Semua siswa sudah berkumpul dan siap untuk pergi camping. Tempat camping di tetapkan di pegunungan yang di tak berpenghuni. Gunung itu sangat gelap dan menyeramkan. Perjalanan menyusuri gunung di mulai, awalnya semua berjalan bersama, semua masih bisa ketawa dan bercanda. Tetapi tiba – tiba langit gelap, awan hitam menggumpal hitam, matahari tak memancarkan sinarnya di antara pepohonan, semua bergerak cepat , mengambil senter yang sudah mereka persiapkan dari rumah, tetapi tidak untuk Za’im, dia kehilangan arah dan teman – temannya. Dia tersesat, berulang-ulang kali dia berteriak mencari bantuan tetapi berulang-ulang kalipun tak ada sahutan. Dia hanya mendengar suara anjing, desingan ular, dan hewan – hewan buas lain yang hidup di gunung itu. Dia sangat ketakutan, hatinya sangat khawatir. Pandangan ditolehkan ke sampingnya, terdengar seperti ada seseorang yang berjalan mendekatinya, dia tersenyum lega, berfikir bahwa dia akan selamat.semakin dekat suara itu, setelah agak jelas bukan orang yang akan menyelamatkannya tetapi srigala besar bermata hitam, dan berbulu tebal yang siap menerkamnya. Za’im langsung lari terbirit – birit, jatuh bangun tersangdung pohon yang tumbang dan akar – akar pohon yang menjalar sampai ke atas tanah.

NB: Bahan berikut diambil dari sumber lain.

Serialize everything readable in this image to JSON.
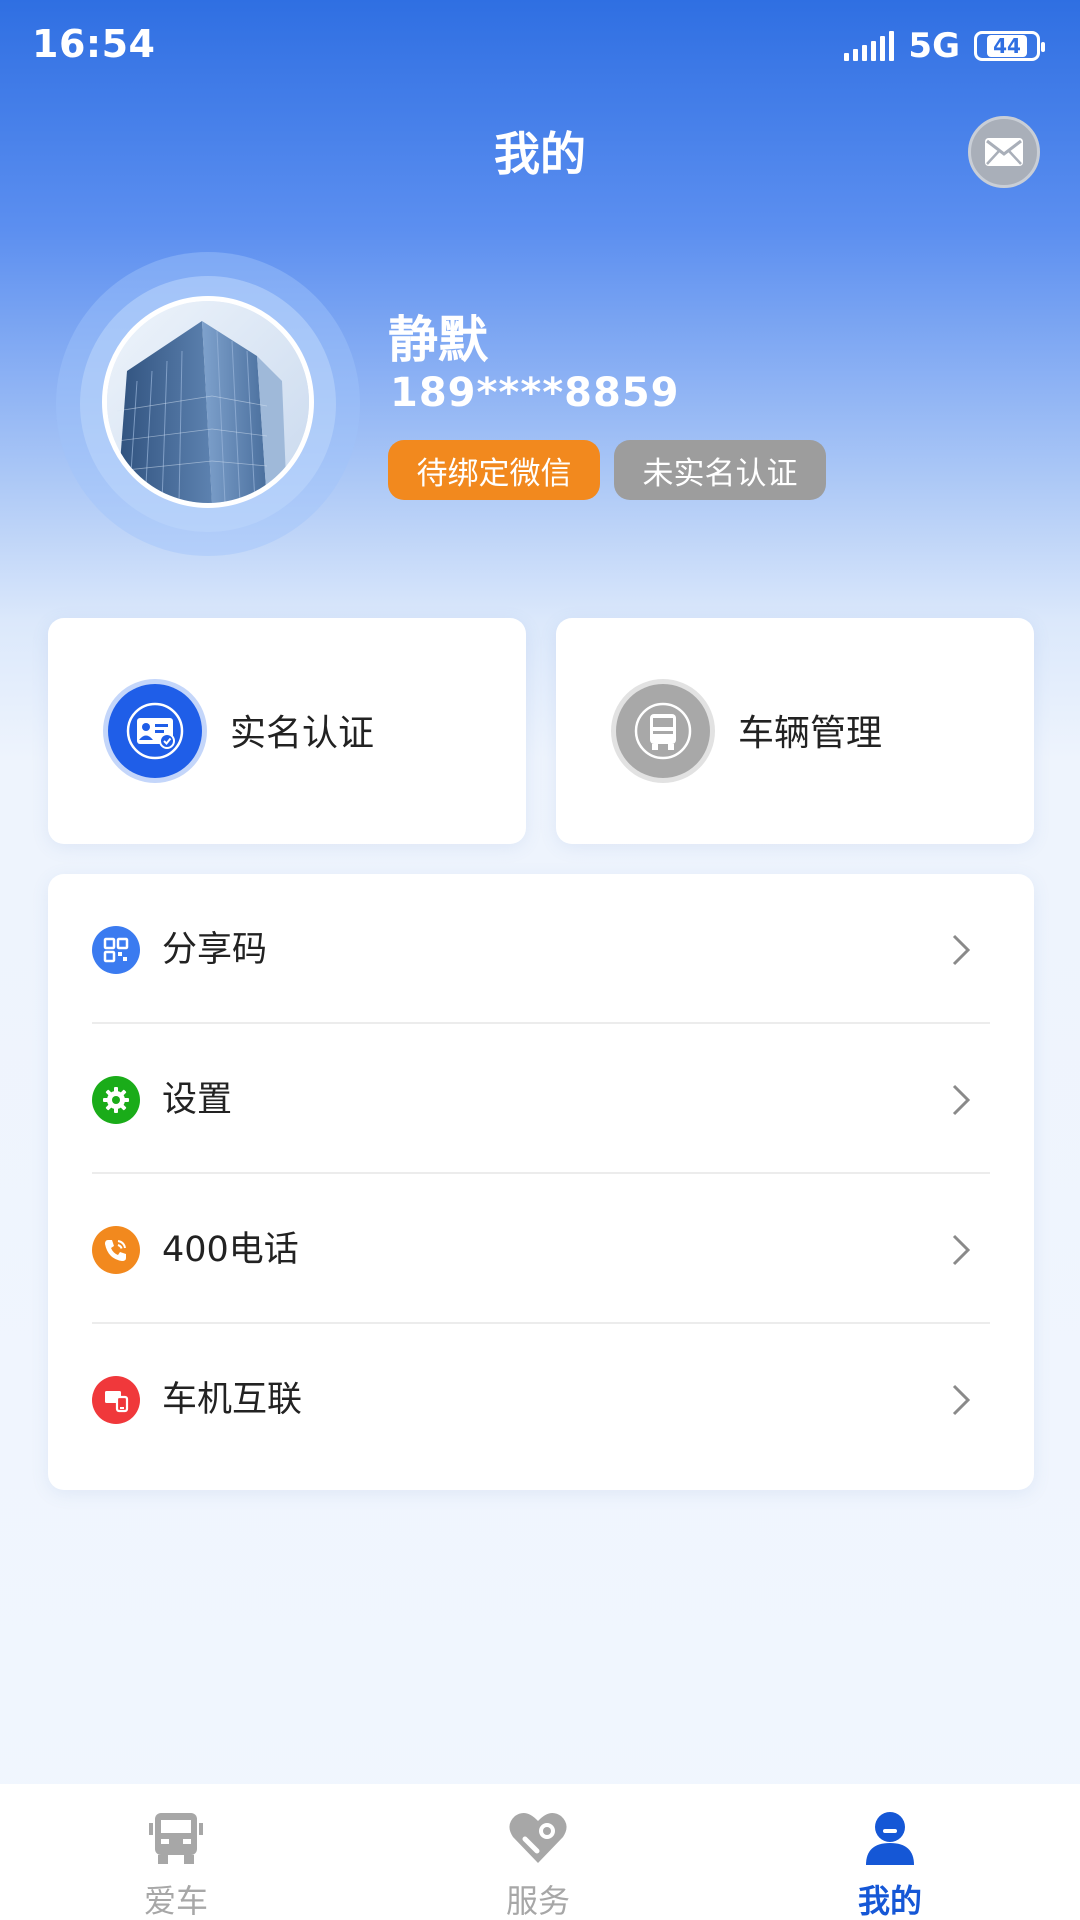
{
  "status_bar": {
    "time": "16:54",
    "network": "5G",
    "battery": "44"
  },
  "header": {
    "title": "我的",
    "message_icon": "envelope-icon"
  },
  "profile": {
    "name": "静默",
    "phone": "189****8859",
    "tags": [
      "待绑定微信",
      "未实名认证"
    ]
  },
  "cards": [
    {
      "label": "实名认证",
      "icon": "id-card-icon",
      "color": "#1f5ee8"
    },
    {
      "label": "车辆管理",
      "icon": "truck-icon",
      "color": "#a8a8a8"
    }
  ],
  "menu": [
    {
      "label": "分享码",
      "icon": "qr-code-icon",
      "color": "#3b7bf0"
    },
    {
      "label": "设置",
      "icon": "gear-icon",
      "color": "#1aac19"
    },
    {
      "label": "400电话",
      "icon": "phone-icon",
      "color": "#f2891e"
    },
    {
      "label": "车机互联",
      "icon": "device-link-icon",
      "color": "#f0383b"
    }
  ],
  "tabs": [
    {
      "label": "爱车",
      "icon": "truck-icon",
      "active": false
    },
    {
      "label": "服务",
      "icon": "heart-wrench-icon",
      "active": false
    },
    {
      "label": "我的",
      "icon": "user-icon",
      "active": true
    }
  ],
  "colors": {
    "accent": "#1557d6",
    "header_blue": "#2f6fe2",
    "tag_orange": "#f2891e",
    "tag_gray": "#9d9d9d",
    "inactive": "#a7a7a7"
  }
}
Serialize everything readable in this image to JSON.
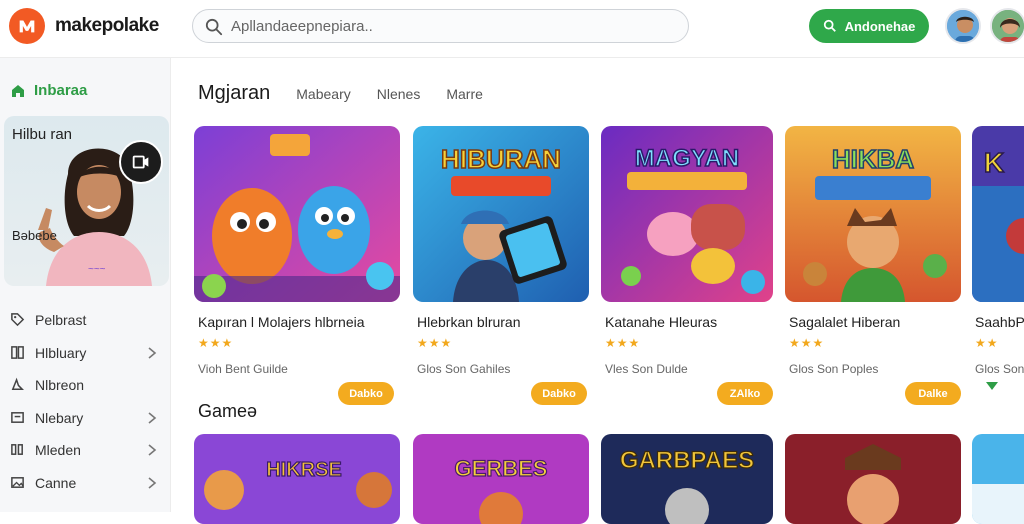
{
  "header": {
    "brand": "makepolake",
    "search_placeholder": "Apllandaeepnepiara..",
    "cta_label": "Andonehae",
    "colors": {
      "brand": "#f25a24",
      "cta": "#2fa84a",
      "accent": "#f3ab1f"
    }
  },
  "sidebar": {
    "top_label": "Inbaraa",
    "promo": {
      "title": "Hilbu ran",
      "sub": "Bəbebe"
    },
    "items": [
      {
        "label": "Pelbrast",
        "icon": "tag-icon",
        "chevron": false
      },
      {
        "label": "Hlbluary",
        "icon": "grid-icon",
        "chevron": true
      },
      {
        "label": "Nlbreon",
        "icon": "compass-icon",
        "chevron": false
      },
      {
        "label": "Nlebary",
        "icon": "box-icon",
        "chevron": true
      },
      {
        "label": "Mleden",
        "icon": "columns-icon",
        "chevron": true
      },
      {
        "label": "Canne",
        "icon": "image-icon",
        "chevron": true
      }
    ]
  },
  "main": {
    "tabs": [
      "Mgjaran",
      "Mabeary",
      "Nlenes",
      "Marre"
    ],
    "cards": [
      {
        "title": "Kapıran l Molajers hlbrneia",
        "stars": "★★★",
        "meta": "Vioh Bent Guilde",
        "pill": "Dabko",
        "art_text": ""
      },
      {
        "title": "Hlebrkan blruran",
        "stars": "★★★",
        "meta": "Glos Son Gahiles",
        "pill": "Dabko",
        "art_text": "HIBURAN"
      },
      {
        "title": "Katanahe Hleuras",
        "stars": "★★★",
        "meta": "Vles Son Dulde",
        "pill": "ZAlko",
        "art_text": "MAGYAN"
      },
      {
        "title": "Sagalalet Hiberan",
        "stars": "★★★",
        "meta": "Glos Son Poples",
        "pill": "Dalke",
        "art_text": "HIKBA"
      },
      {
        "title": "SaahbPlr",
        "stars": "★★",
        "meta": "Glos Son",
        "pill": "",
        "art_text": "K"
      }
    ],
    "section_title": "Gameə",
    "second_row": [
      {
        "art_text": "HIKRSE"
      },
      {
        "art_text": "GERBES"
      },
      {
        "art_text": "GARBPAES"
      },
      {
        "art_text": ""
      },
      {
        "art_text": ""
      }
    ]
  }
}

“ tidaa......k!toloooooong,,,!” teriak za’im.
Semua mata tertuju padanya. Nafas za’im tersengal – sengal seperti orang yang baru di kejar penjahat. Keringat mengalir deras di dahi dan di dadanya. Wajahnya sangat ketakutan, jantungnya berdetak kencang. Seisi kelas terdiam dan melihat za’im yang sangat aneh. Air mata za’impun keluar dan mengucapkan “ Astaghfirullahal adhim..” setelah terbangun dari mimpi buruknya tadi. Tanpa berfikir panjang, dia langkahkan kaki menuju ke masjid sekolah, dan mengambil air wudlu kemudian dia sholat taubat. Air matanya tak kunjung kering, terus dan terus mengalir. Di bacanya Al – quran dengan suara yang sangat merdu. Dia berfikir sejenak tentang mimpinya tadi. Mimpinya seperti sungguhan, dan dia juga berfikir ternyata yang dikatakan ustadz Idris tadi sangat benar, dan prinsip yang telah dipegang selama ini salah besar. Seorang ayah yang bertaqwa tidak bisa mewarisi taqwanya kepada anaknya, dan seorang ayah yang masuk syurga tidak dipastikan anaknya akan ikut masuk ke syurga pula.
Hidayah itu datang kepada Za’im setelah bertahun – tahun dia mencoreng nama baik abah dan keluarganya. Siang itu pula dia meminta maaf kepada seluruh penduduk madrasah itu melalui tempat informasi yang ada di ruang TU (Tata Usaha). Sesampainya dirumah dia langsung mencium kaki abah dan umminya. Dia berjanji akan merubah sifatnya dan akan mengembalikan nama baik abah dan keluarganya.